By Cnaan Liphshiz
AMSTERDAM — A Dutch Jewish leader said it sends “the wrong message” to tell leading Protestant churches that their recent acknowledgement of Holocaust guilt is “unnecessary.”
Ruben Vis, the director of Organization of Jewish Communities in the Netherlands, said a statement this week from Dutch Chief Rabbi Binyomin Jacobs also marginalizes Holocaust victims who find such acknowledgments meaningful.
“It downplays a rather bold and absolutely necessary move that they have deliberated on for quite some time, and it’s counterproductive towards further progress,” Vis, who is also a board member of the Council of Jews, Christians and Muslims in the Netherlands, told the Jewish Telegraphic Agency.

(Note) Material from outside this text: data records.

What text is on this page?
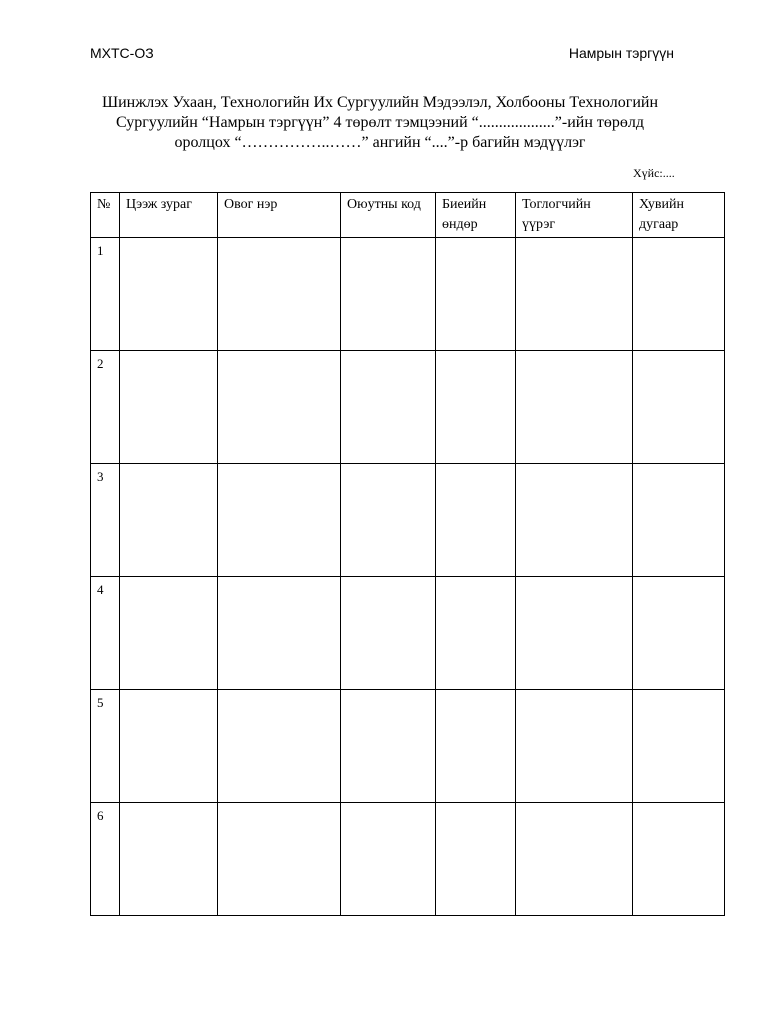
МХТС-ОЗ	Намрын тэргүүн
Шинжлэх Ухаан, Технологийн Их Сургуулийн Мэдээлэл, Холбооны Технологийн
Сургуулийн “Намрын тэргүүн” 4 төрөлт тэмцээний “...................”-ийн төрөлд
оролцох “……………..……” ангийн “....”-р багийн мэдүүлэг
Хүйс:....
№	Цээж зураг	Овог нэр	Оюутны код	Биеийн өндөр	Тоглогчийн үүрэг	Хувийн дугаар
1						
2						
3						
4						
5						
6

The exchange comes after six Dutch Protestant churches this week publicly acknowledged their inaction during the Holocaust and their tolerance of the anti-Semitism that led to it. In response, Jacobs said that while he appreciates the gesture, such admissions are “unnecessary,” as “children needn’t profess their parents’ guilt or take responsibility for it.”
A spokesperson for Jacobs subsequently clarified that the rabbi was merely noting that the church leaders today are “personally blameless” for the Holocaust.
Rabbi Pinchas Goldschmidt, president of the Conference of European Rabbis, said Jacobs lacked the mandate to judge the necessity of any such admission. “He does not represent anyone in saying this,” Goldschmidt said.